Secretary of State for Disabled People, Rt Hon Mike Penning MP has already got involved. Is that a hopeful sign?

I’m really very pleased that Mike Penning has spoken out about it because he’s brought much needed attention to the subject. We really welcome government involvement. Helen Grant MP, Minister for Sport, Tourism and Equalities at the Department for Culture, Media & Sport (DCMS) and Mike Penning have both shown a keen interest in what’s happening and we are very hopeful that this will lead to improvements through their meetings with the sport’s governing bodies.

What’s your essential message to the Premier League and the FA?

We’ve put a very sensible plan to the football authorities.

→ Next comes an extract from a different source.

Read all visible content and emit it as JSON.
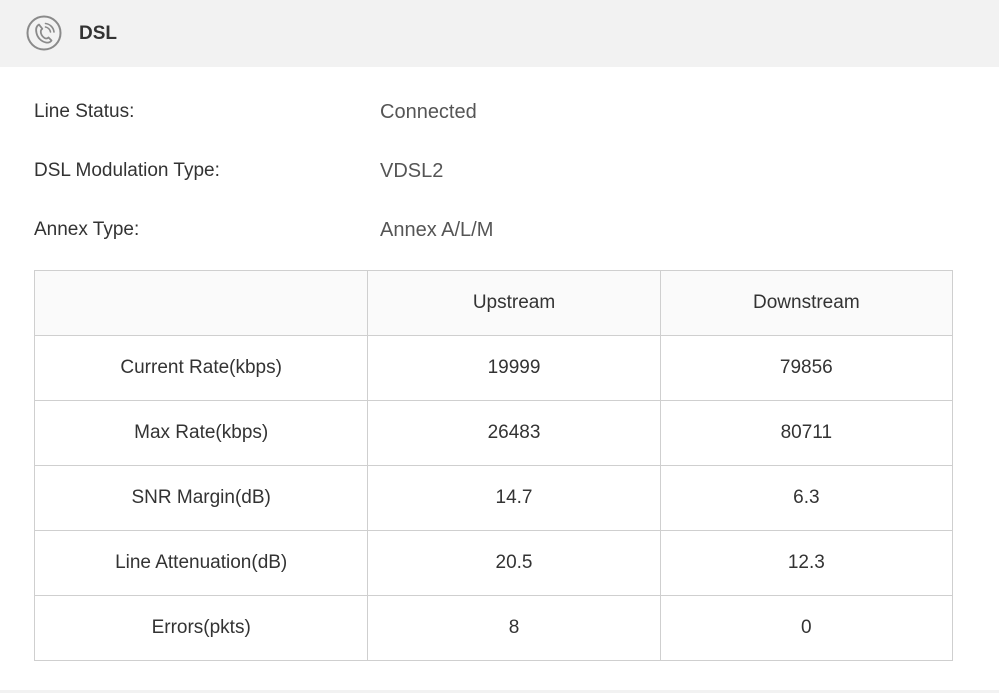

It’s a three part plan. One; that they increase the football stadium improvement fund for a temporary period of perhaps three years so that clubs in the Football League and lower down, that may need some financial assistance, could apply for some funding for this specific subject, and that two; the clubs are given a short timeline that’s reasonable and sensible to undertake a professional access audit done by Level Playing Field or an organisation specialising in access to sports venues and that understands the issues of being a disabled sports fan, and three; football meets its own minimum standards: the Accessible Stadia was actually written by a working group consisting of the football authorities, representatives of their clubs and government and so on.

The Premier League clubs, as part of their new broadcasting deals, had to put 3D cameras in. They had to find accessible spots to put those cameras in and they did it in 10 days with no problem whatsoever, so when they need to find accessible space they can do it but it’s going to take commitment and I think now it’s going to take some regulatory pressure because unfortunately, I just don’t see that the clubs are going to do this otherwise.